Judging by the latest movements in copper prices, one might wonder what Wanblad is talking about.
Last month, copper prices plummeted to the lowest in almost two years. Goldman Sachs, one of the most adamant commodity bulls in investment bank forecasting, slashed its outlook on the basic metal citing recession risks. July wasn’t a good month for copper.
During the same month, however, S&P Global released a report that basically said that copper is about to swing into a shortage and that would wreak havoc on transition plans because it is a transition from a fossil fuel-intensive economic model to a metal-intensive model, at whose base is good old copper. It’s the wires.
“The energy transition is going to be dependent much more on copper than our current energy system,” said Daniel Yergin, who chaired the study, on which the report was based.

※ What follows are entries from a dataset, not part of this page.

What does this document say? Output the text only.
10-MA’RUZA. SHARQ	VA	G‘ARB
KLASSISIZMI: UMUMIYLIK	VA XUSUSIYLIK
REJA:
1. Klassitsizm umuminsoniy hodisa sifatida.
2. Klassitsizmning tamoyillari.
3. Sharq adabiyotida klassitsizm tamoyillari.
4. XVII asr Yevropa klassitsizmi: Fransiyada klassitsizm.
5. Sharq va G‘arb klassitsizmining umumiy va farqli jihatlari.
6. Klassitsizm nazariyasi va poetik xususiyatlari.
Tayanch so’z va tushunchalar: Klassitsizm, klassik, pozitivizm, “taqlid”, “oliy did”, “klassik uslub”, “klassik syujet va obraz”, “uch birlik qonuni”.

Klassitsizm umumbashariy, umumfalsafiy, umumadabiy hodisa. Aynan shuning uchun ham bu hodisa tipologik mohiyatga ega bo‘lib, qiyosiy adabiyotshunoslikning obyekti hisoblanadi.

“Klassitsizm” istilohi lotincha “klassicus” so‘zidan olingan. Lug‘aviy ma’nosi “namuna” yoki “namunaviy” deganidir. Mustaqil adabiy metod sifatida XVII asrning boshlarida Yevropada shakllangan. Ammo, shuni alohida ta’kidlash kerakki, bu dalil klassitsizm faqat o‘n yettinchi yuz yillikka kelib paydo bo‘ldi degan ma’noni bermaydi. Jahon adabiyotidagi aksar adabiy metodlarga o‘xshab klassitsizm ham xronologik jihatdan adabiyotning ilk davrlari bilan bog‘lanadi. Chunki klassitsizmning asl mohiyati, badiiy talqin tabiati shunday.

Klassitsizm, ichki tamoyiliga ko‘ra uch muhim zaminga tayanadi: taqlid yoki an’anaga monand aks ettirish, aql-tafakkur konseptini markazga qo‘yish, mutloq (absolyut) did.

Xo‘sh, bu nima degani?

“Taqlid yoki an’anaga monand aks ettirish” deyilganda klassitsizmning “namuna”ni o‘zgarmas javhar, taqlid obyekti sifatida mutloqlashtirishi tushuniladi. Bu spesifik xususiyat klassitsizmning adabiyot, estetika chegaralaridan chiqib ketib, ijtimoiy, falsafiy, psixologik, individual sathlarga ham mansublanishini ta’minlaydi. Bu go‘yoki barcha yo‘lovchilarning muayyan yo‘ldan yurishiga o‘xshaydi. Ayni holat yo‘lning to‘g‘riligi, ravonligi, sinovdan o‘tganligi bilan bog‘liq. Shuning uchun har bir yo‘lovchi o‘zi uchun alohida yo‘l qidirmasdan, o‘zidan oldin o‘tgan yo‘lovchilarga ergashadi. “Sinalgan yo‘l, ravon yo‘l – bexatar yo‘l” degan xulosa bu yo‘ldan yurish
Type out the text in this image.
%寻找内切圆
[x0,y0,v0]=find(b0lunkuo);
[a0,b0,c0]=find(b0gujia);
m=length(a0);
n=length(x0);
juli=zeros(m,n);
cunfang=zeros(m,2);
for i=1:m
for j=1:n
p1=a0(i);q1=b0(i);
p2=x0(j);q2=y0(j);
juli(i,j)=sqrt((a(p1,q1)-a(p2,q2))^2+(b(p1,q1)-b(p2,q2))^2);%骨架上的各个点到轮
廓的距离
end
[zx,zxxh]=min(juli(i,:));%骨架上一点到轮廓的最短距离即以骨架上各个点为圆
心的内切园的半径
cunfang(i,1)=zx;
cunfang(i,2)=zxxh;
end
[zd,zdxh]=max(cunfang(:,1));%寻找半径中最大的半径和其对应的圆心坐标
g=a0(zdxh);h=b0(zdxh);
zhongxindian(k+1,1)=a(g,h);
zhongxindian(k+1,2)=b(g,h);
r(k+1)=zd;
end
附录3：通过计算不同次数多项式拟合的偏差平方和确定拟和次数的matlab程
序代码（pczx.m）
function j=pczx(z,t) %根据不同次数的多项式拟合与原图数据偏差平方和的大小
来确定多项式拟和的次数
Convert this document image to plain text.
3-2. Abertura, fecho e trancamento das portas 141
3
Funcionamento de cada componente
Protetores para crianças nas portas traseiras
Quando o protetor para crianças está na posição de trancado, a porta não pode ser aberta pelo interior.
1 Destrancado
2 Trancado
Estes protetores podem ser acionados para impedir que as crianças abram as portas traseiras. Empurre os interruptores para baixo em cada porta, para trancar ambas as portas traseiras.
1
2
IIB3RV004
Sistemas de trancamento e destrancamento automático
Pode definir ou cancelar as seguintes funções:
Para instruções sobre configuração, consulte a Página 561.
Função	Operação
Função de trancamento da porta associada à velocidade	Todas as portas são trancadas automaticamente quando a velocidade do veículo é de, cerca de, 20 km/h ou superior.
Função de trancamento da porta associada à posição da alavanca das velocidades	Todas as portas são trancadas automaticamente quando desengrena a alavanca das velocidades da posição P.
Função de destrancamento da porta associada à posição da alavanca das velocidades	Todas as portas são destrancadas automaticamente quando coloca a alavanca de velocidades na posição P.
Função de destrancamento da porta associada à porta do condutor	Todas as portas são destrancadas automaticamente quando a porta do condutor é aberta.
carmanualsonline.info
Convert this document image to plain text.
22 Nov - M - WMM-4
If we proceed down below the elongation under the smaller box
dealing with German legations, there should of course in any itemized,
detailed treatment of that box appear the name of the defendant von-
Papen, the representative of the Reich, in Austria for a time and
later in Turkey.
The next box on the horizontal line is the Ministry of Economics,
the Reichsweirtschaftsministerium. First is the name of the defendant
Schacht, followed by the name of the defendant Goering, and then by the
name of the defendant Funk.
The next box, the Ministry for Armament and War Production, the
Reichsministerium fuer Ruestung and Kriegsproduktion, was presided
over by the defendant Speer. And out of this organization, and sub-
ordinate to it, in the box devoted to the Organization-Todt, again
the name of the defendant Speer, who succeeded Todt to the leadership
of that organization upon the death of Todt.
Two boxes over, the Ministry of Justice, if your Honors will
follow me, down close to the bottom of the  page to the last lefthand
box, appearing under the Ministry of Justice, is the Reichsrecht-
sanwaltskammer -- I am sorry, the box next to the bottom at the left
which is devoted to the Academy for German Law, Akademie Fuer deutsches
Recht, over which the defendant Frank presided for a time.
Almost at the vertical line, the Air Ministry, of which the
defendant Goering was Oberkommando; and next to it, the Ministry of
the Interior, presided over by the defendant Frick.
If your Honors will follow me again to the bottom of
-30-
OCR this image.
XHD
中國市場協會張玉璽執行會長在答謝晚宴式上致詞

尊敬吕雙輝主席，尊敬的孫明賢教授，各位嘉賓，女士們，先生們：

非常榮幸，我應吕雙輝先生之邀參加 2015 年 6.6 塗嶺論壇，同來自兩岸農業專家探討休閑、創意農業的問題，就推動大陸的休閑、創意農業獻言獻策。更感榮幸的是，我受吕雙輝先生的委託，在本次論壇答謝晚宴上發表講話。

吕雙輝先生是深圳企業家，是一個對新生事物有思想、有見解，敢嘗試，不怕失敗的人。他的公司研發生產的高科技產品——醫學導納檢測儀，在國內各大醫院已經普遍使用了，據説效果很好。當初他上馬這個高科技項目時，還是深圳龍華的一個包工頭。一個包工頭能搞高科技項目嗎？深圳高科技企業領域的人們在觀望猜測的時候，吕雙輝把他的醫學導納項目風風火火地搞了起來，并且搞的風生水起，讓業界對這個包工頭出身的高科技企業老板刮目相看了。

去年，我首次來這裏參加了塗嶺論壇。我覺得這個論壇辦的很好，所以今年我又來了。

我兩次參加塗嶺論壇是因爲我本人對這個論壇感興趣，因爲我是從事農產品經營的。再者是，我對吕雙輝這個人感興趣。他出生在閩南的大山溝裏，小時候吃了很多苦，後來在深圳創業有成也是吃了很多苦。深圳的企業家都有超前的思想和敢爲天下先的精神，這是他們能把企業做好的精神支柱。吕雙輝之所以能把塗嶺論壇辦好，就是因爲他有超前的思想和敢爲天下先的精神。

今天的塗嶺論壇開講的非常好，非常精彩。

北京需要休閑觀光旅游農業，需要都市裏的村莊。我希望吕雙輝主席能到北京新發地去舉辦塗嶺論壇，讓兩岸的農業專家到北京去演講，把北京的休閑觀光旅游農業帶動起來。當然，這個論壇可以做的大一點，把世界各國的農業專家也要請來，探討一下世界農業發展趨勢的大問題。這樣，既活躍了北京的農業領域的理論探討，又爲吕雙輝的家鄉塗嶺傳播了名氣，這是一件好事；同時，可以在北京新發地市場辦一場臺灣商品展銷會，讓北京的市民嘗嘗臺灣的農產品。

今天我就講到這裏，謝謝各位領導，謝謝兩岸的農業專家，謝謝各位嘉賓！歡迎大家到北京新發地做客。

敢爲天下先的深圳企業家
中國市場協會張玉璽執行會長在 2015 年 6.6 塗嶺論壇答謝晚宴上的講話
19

“There’s just been the assumption that copper and other minerals will be there. ... Copper is the metal of electrification, and electrification is much of what the energy transition is all about,” Yergin also noted, as quoted by CNBC.
I’d go as far as to say that electrification appears to be all of what the transition is all about and I would add it is sad but unsurprising that the assumption about the availability of copper and other minerals was made. It is yet one more assumption that could very well derail the transition. And it’s a huge one.